The United Nations-African Union Mission in Darfur (UNAMID), a peacekeeping force established in 2007, has struggled to prevent atrocities committed against civilians, and has in the past been accused of willfully covering up incidents, including attacks on its own personnel.

Last year, Human Rights Watch documented the mass rape of more than 200 women and girls in the town of Tabit. UNAMID came under fire for its handling of the case; in initial interviews with VICE News, the mission described the relationship between local troops and civilians in the area as cordial, a wording that was quickly disproved by testimony from other UN officials and the subsequent report, which Loeb also contributed to.

“In brief, UNAMID failed,” said Loeb. “This is still ongoing 12 years after the conflict started, and it is ongoing in the shadow of one of the largest peacekeeping missions in the world.”

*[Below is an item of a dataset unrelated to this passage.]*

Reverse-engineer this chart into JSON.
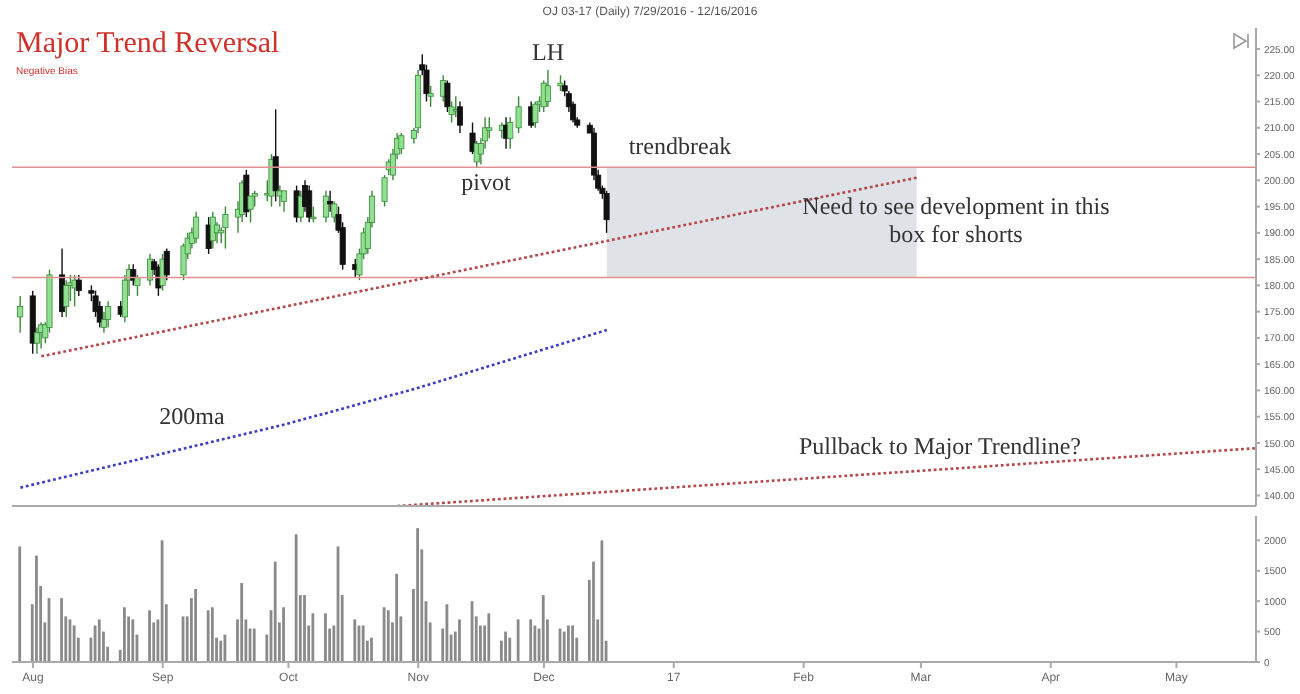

UNAMID officials concede that the mission should be doing a better job, but insist that its peacekeepers are hamstrung by Sudanese authorities who restrict their movement. Despite no clause in their agreement with Khartoum that would require UNAMID to notify them of their operations, the mission almost always does so.

Bashir, having briefly flirted with attending the United Nations General Assemblyin New York this month, is a pariah in much of the world and is scorned by Western leaders. But in recent years, even as fighting continues in Darfur and in other restive regions, the president has slowly but noticeably ushered himself into the good graces of certain prominent nations, including Saudi Arabia.

In March, Khartoum announced it would join the Saudi-led coalition aimed at driving Houthi rebels from Yemen. As many as 6,000 Sudanese soldiers could be en route to Yemen this week to partake in ground operations, though VICE News could not confirm reports suggesting this. The United States, which has long been an ardent critic of Bashir, provides logistical and targeting assistance to the coalition.